Lo straniamento di cui parlavo è relativo al fatto che gli ambiti musicali che questo gruppo esplora sono piuttosto lontani da quelli consueti che personalmente frequento, anche se non è stato difficile cogliere nelle dieci composizioni raccolte nel CD atmosfere e suggestioni dark, post-punk e rock e numerose contaminazioni elettroniche e synth interessanti per lo spirito sperimentale che li anima.

In generale, si notano, accanto a riff metallici, ossessivi e ripetitivi, sonorità oscure, malinconiche, con influenze goth, sempre con una base di tristezza, cupa e, a volte, romantica, che in passato non ne hanno favorito la popolarità. Ecco, allora, che parlando di questa musica si capisce come essa abbia comunque in sé una indubbia forza autopoietica che la anima dal profondo.
Una forza che esprime una certa diffidenza (che arriva alla dissidenza) rispetto a un mondo di cui peraltro sa cogliere musicalmente in chiave negativa le ossessioni e le alienazioni che trasmette avvalendosene come in una specie di operazione catartica.
Oltretutto, va sottolineato che questa eccentricità viene amplificata anche dagli atteggiamenti, dai look, dei loro esponenti che si caratterizzano per un design tipico che nasce da una certa visione del mondo, una filosofia propria, fatta di scelte, anche se non sempre ben inquadrabili, certamente controcorrente se non proprio ostili al mainstream.

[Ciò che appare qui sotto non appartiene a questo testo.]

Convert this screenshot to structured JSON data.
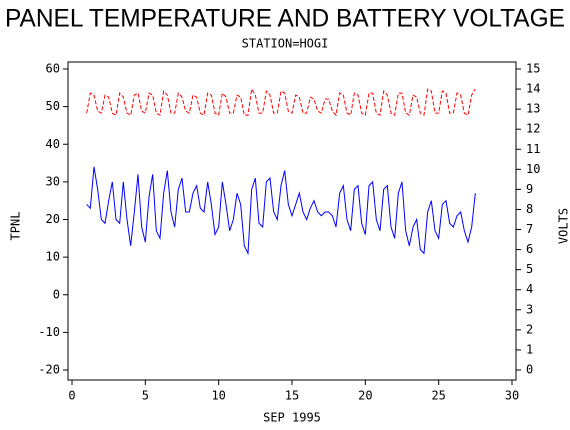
{
  "chart_data": {
    "type": "line",
    "title": "PANEL TEMPERATURE AND BATTERY VOLTAGE",
    "subtitle": "STATION=HOGI",
    "x_label": "SEP 1995",
    "y_label": "TPNL",
    "y2_label": "VOLTS",
    "xlim": [
      0,
      30
    ],
    "xticks": [
      0,
      5,
      10,
      15,
      20,
      25,
      30
    ],
    "ylim": [
      -20,
      60
    ],
    "yticks": [
      -20,
      -10,
      0,
      10,
      20,
      30,
      40,
      50,
      60
    ],
    "y2lim": [
      0,
      15
    ],
    "y2ticks": [
      0,
      1,
      2,
      3,
      4,
      5,
      6,
      7,
      8,
      9,
      10,
      11,
      12,
      13,
      14,
      15
    ],
    "x": [
      1,
      1.25,
      1.5,
      1.75,
      2,
      2.25,
      2.5,
      2.75,
      3,
      3.25,
      3.5,
      3.75,
      4,
      4.25,
      4.5,
      4.75,
      5,
      5.25,
      5.5,
      5.75,
      6,
      6.25,
      6.5,
      6.75,
      7,
      7.25,
      7.5,
      7.75,
      8,
      8.25,
      8.5,
      8.75,
      9,
      9.25,
      9.5,
      9.75,
      10,
      10.25,
      10.5,
      10.75,
      11,
      11.25,
      11.5,
      11.75,
      12,
      12.25,
      12.5,
      12.75,
      13,
      13.25,
      13.5,
      13.75,
      14,
      14.25,
      14.5,
      14.75,
      15,
      15.25,
      15.5,
      15.75,
      16,
      16.25,
      16.5,
      16.75,
      17,
      17.25,
      17.5,
      17.75,
      18,
      18.25,
      18.5,
      18.75,
      19,
      19.25,
      19.5,
      19.75,
      20,
      20.25,
      20.5,
      20.75,
      21,
      21.25,
      21.5,
      21.75,
      22,
      22.25,
      22.5,
      22.75,
      23,
      23.25,
      23.5,
      23.75,
      24,
      24.25,
      24.5,
      24.75,
      25,
      25.25,
      25.5,
      25.75,
      26,
      26.25,
      26.5,
      26.75,
      27,
      27.25,
      27.5
    ],
    "series": [
      {
        "color": "#0000ff",
        "axis": "y",
        "dashed": false,
        "values": [
          24,
          23,
          34,
          28,
          20,
          19,
          25,
          30,
          20,
          19,
          30,
          20,
          13,
          22,
          32,
          18,
          14,
          26,
          32,
          17,
          15,
          27,
          33,
          22,
          18,
          28,
          31,
          22,
          22,
          27,
          29,
          23,
          22,
          30,
          24,
          16,
          18,
          30,
          24,
          17,
          20,
          27,
          24,
          13,
          11,
          28,
          31,
          19,
          18,
          30,
          31,
          22,
          20,
          29,
          33,
          24,
          21,
          24,
          27,
          22,
          20,
          23,
          25,
          22,
          21,
          22,
          22,
          21,
          18,
          27,
          29,
          20,
          17,
          28,
          29,
          19,
          16,
          29,
          30,
          20,
          17,
          28,
          29,
          18,
          15,
          27,
          30,
          17,
          13,
          18,
          20,
          12,
          11,
          22,
          25,
          17,
          15,
          24,
          25,
          19,
          18,
          21,
          22,
          17,
          14,
          18,
          27
        ]
      },
      {
        "color": "#ff0000",
        "axis": "y2",
        "dashed": true,
        "values": [
          12.8,
          13.8,
          13.7,
          12.9,
          12.8,
          13.7,
          13.6,
          12.8,
          12.7,
          13.8,
          13.6,
          12.8,
          12.7,
          13.7,
          13.8,
          12.9,
          12.8,
          13.8,
          13.7,
          12.8,
          12.7,
          13.9,
          13.7,
          12.8,
          12.8,
          13.8,
          13.6,
          12.9,
          12.8,
          13.7,
          13.6,
          12.8,
          12.7,
          13.8,
          13.7,
          12.8,
          12.7,
          13.8,
          13.6,
          12.8,
          12.8,
          13.7,
          13.6,
          12.7,
          12.7,
          14.0,
          13.7,
          12.8,
          12.8,
          13.9,
          13.7,
          12.8,
          12.8,
          13.9,
          13.8,
          12.9,
          12.8,
          13.7,
          13.6,
          12.8,
          12.8,
          13.6,
          13.5,
          12.9,
          12.8,
          13.5,
          13.5,
          12.9,
          12.7,
          13.8,
          13.7,
          12.8,
          12.7,
          13.8,
          13.7,
          12.8,
          12.7,
          13.8,
          13.8,
          12.8,
          12.7,
          13.9,
          13.7,
          12.8,
          12.7,
          13.8,
          13.8,
          12.8,
          12.7,
          13.7,
          13.6,
          12.8,
          12.7,
          14.0,
          13.9,
          12.8,
          12.8,
          13.9,
          13.8,
          12.8,
          12.8,
          13.8,
          13.7,
          12.8,
          12.7,
          13.7,
          14.0
        ]
      }
    ]
  }
}
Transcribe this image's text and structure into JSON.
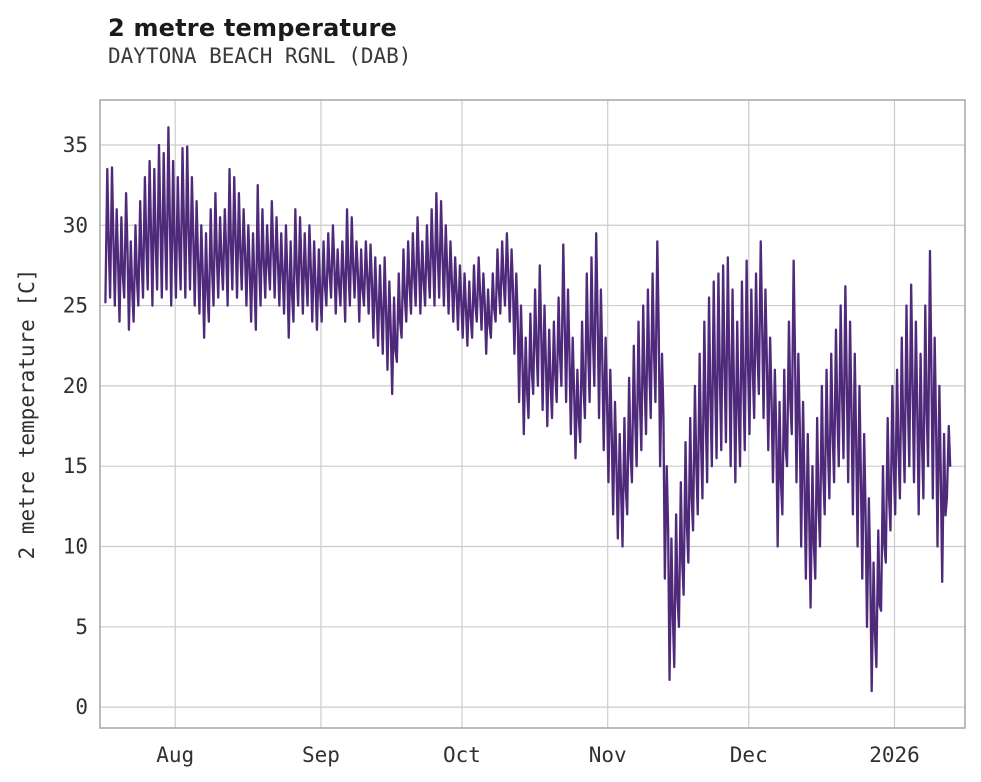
{
  "header": {
    "title": "2 metre temperature",
    "subtitle": "DAYTONA BEACH RGNL (DAB)"
  },
  "chart_data": {
    "type": "line",
    "title": "2 metre temperature",
    "subtitle": "DAYTONA BEACH RGNL (DAB)",
    "xlabel": "",
    "ylabel": "2 metre temperature [C]",
    "line_color": "#4f2a7a",
    "grid_color": "#cccccc",
    "spine_color": "#a6a6a6",
    "grid": true,
    "legend": "none",
    "ylim": [
      -1.3,
      37.8
    ],
    "yticks": [
      0,
      5,
      10,
      15,
      20,
      25,
      30,
      35
    ],
    "xlim_days": [
      -1,
      183
    ],
    "xticks": [
      {
        "label": "Aug",
        "day": 15
      },
      {
        "label": "Sep",
        "day": 46
      },
      {
        "label": "Oct",
        "day": 76
      },
      {
        "label": "Nov",
        "day": 107
      },
      {
        "label": "Dec",
        "day": 137
      },
      {
        "label": "2026",
        "day": 168
      }
    ],
    "series_note": "hourly 2 m temperature depicted; encoded here as estimated daily [min,max] pairs, day 0 = first plotted day (~2 weeks before Aug tick)",
    "daily_min_max": [
      [
        25.2,
        33.5
      ],
      [
        25.5,
        33.6
      ],
      [
        25.0,
        31.0
      ],
      [
        24.0,
        30.5
      ],
      [
        25.5,
        32.0
      ],
      [
        23.5,
        29.0
      ],
      [
        24.0,
        30.0
      ],
      [
        25.0,
        31.5
      ],
      [
        25.5,
        33.0
      ],
      [
        26.0,
        34.0
      ],
      [
        25.0,
        33.5
      ],
      [
        26.0,
        35.0
      ],
      [
        25.5,
        34.5
      ],
      [
        26.0,
        36.1
      ],
      [
        25.0,
        34.0
      ],
      [
        25.5,
        33.0
      ],
      [
        26.0,
        34.8
      ],
      [
        25.5,
        34.9
      ],
      [
        26.0,
        33.0
      ],
      [
        25.0,
        31.5
      ],
      [
        24.5,
        30.0
      ],
      [
        23.0,
        29.5
      ],
      [
        24.0,
        31.0
      ],
      [
        25.0,
        32.0
      ],
      [
        25.5,
        30.5
      ],
      [
        26.0,
        31.0
      ],
      [
        25.0,
        33.5
      ],
      [
        26.0,
        33.0
      ],
      [
        25.5,
        32.0
      ],
      [
        26.0,
        31.0
      ],
      [
        25.0,
        30.0
      ],
      [
        24.0,
        29.5
      ],
      [
        23.5,
        32.5
      ],
      [
        25.0,
        31.0
      ],
      [
        25.5,
        30.0
      ],
      [
        26.0,
        31.5
      ],
      [
        25.5,
        30.5
      ],
      [
        25.0,
        29.5
      ],
      [
        24.5,
        30.0
      ],
      [
        23.0,
        29.0
      ],
      [
        24.0,
        31.0
      ],
      [
        25.0,
        30.5
      ],
      [
        24.5,
        29.5
      ],
      [
        25.0,
        30.0
      ],
      [
        24.0,
        29.0
      ],
      [
        23.5,
        28.5
      ],
      [
        24.0,
        29.0
      ],
      [
        25.0,
        29.5
      ],
      [
        25.5,
        30.0
      ],
      [
        24.5,
        28.5
      ],
      [
        25.0,
        29.0
      ],
      [
        24.0,
        31.0
      ],
      [
        25.0,
        30.5
      ],
      [
        25.5,
        29.0
      ],
      [
        24.0,
        28.5
      ],
      [
        25.0,
        29.0
      ],
      [
        24.5,
        28.8
      ],
      [
        23.0,
        28.0
      ],
      [
        22.5,
        27.5
      ],
      [
        22.0,
        28.0
      ],
      [
        21.0,
        26.5
      ],
      [
        19.5,
        25.5
      ],
      [
        21.5,
        27.0
      ],
      [
        23.0,
        28.5
      ],
      [
        24.0,
        29.0
      ],
      [
        24.5,
        29.5
      ],
      [
        25.0,
        30.5
      ],
      [
        24.5,
        29.0
      ],
      [
        25.0,
        30.0
      ],
      [
        25.5,
        31.0
      ],
      [
        25.0,
        32.0
      ],
      [
        25.5,
        31.5
      ],
      [
        25.0,
        30.0
      ],
      [
        24.5,
        29.0
      ],
      [
        24.0,
        28.0
      ],
      [
        23.5,
        27.5
      ],
      [
        23.0,
        27.0
      ],
      [
        22.5,
        26.5
      ],
      [
        23.0,
        27.5
      ],
      [
        24.0,
        28.0
      ],
      [
        23.5,
        27.0
      ],
      [
        22.0,
        26.0
      ],
      [
        23.0,
        27.0
      ],
      [
        24.0,
        28.5
      ],
      [
        24.5,
        29.0
      ],
      [
        25.0,
        29.5
      ],
      [
        24.0,
        28.5
      ],
      [
        22.0,
        27.0
      ],
      [
        19.0,
        25.0
      ],
      [
        17.0,
        23.0
      ],
      [
        18.0,
        24.5
      ],
      [
        19.5,
        26.0
      ],
      [
        20.0,
        27.5
      ],
      [
        18.5,
        25.0
      ],
      [
        17.5,
        23.5
      ],
      [
        18.0,
        24.0
      ],
      [
        19.0,
        25.5
      ],
      [
        20.0,
        28.8
      ],
      [
        19.0,
        26.0
      ],
      [
        17.0,
        23.0
      ],
      [
        15.5,
        21.0
      ],
      [
        16.5,
        24.0
      ],
      [
        18.0,
        27.0
      ],
      [
        19.0,
        28.0
      ],
      [
        20.0,
        29.5
      ],
      [
        18.0,
        26.0
      ],
      [
        16.0,
        23.0
      ],
      [
        14.0,
        21.0
      ],
      [
        12.0,
        19.0
      ],
      [
        10.5,
        17.0
      ],
      [
        10.0,
        18.0
      ],
      [
        12.0,
        20.5
      ],
      [
        14.0,
        22.5
      ],
      [
        15.0,
        24.0
      ],
      [
        16.0,
        25.0
      ],
      [
        17.0,
        26.0
      ],
      [
        18.0,
        27.0
      ],
      [
        19.0,
        29.0
      ],
      [
        15.0,
        22.0
      ],
      [
        8.0,
        15.0
      ],
      [
        1.7,
        10.5
      ],
      [
        2.5,
        12.0
      ],
      [
        5.0,
        14.0
      ],
      [
        7.0,
        16.5
      ],
      [
        9.0,
        18.0
      ],
      [
        11.0,
        20.0
      ],
      [
        12.0,
        22.0
      ],
      [
        13.0,
        24.0
      ],
      [
        14.0,
        25.5
      ],
      [
        15.0,
        26.5
      ],
      [
        15.5,
        27.0
      ],
      [
        16.0,
        27.5
      ],
      [
        16.5,
        28.0
      ],
      [
        15.0,
        26.0
      ],
      [
        14.0,
        24.0
      ],
      [
        15.0,
        26.5
      ],
      [
        16.0,
        27.8
      ],
      [
        17.0,
        26.0
      ],
      [
        18.0,
        27.0
      ],
      [
        19.5,
        29.0
      ],
      [
        18.0,
        26.0
      ],
      [
        16.0,
        23.0
      ],
      [
        14.0,
        21.0
      ],
      [
        10.0,
        19.0
      ],
      [
        12.0,
        21.0
      ],
      [
        15.0,
        24.0
      ],
      [
        17.0,
        27.8
      ],
      [
        14.0,
        22.0
      ],
      [
        10.0,
        19.0
      ],
      [
        8.0,
        17.0
      ],
      [
        6.2,
        15.0
      ],
      [
        8.0,
        18.0
      ],
      [
        10.0,
        20.0
      ],
      [
        12.0,
        21.0
      ],
      [
        13.0,
        22.0
      ],
      [
        14.0,
        23.5
      ],
      [
        15.0,
        25.0
      ],
      [
        15.5,
        26.2
      ],
      [
        14.0,
        24.0
      ],
      [
        12.0,
        22.0
      ],
      [
        10.0,
        20.0
      ],
      [
        8.0,
        17.0
      ],
      [
        5.0,
        13.0
      ],
      [
        1.0,
        9.0
      ],
      [
        2.5,
        11.0
      ],
      [
        6.0,
        15.0
      ],
      [
        9.0,
        18.0
      ],
      [
        11.0,
        20.0
      ],
      [
        12.0,
        21.0
      ],
      [
        13.0,
        23.0
      ],
      [
        14.0,
        25.0
      ],
      [
        15.0,
        26.3
      ],
      [
        14.0,
        24.0
      ],
      [
        12.0,
        22.0
      ],
      [
        13.0,
        25.0
      ],
      [
        15.0,
        28.4
      ],
      [
        13.0,
        23.0
      ],
      [
        10.0,
        20.0
      ],
      [
        7.8,
        17.0
      ],
      [
        13.0,
        17.5
      ]
    ]
  }
}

Anche nei Peripheries c’è chi si occupa del merchandising, oggetti e vestiti (nella fattispecie è Sabi Morgagni) e il titolo del lavoro “Mechanical Reproductions” è ben rappresentato dalla copertina del CD di notevole efficacia sintetica che mette insieme un simbolo (triangolo o squadra) e ruote dentate di meccanismi freddi, forse usurati e non più utilizzabili.
Nell’ascolto si può notare una certa eco di musica cosmica (krautrock ) alla quale sembra che certi brani si ispirino che si pone però sempre a una certa equidistanza tra sonorità più idilliache e avveniristiche (“Colder than your smile“), e atmosfere decisamente più cupe (“A shadow passing over“) o struggenti ( “Jurmala”). Senza dimenticare che i suoni elettronici anche se piuttosto serrati e ripetitivi (“Lodestar”) riescono a trovare un senso e una certa orecchiabilità (“Pigalle”) anche grazie alla capacità evocativa della voce calda dei cantanti.
Per coloro che vogliono esplorare nuove tendenza musicali e non hanno preconcetti verso certa musica che arriva da lontano ed è senza dubbio proiettata verso il futuro, i Peripheries, definiti come imprevedibili ed eclettici, possono rappresentare un’occasione da non perdere.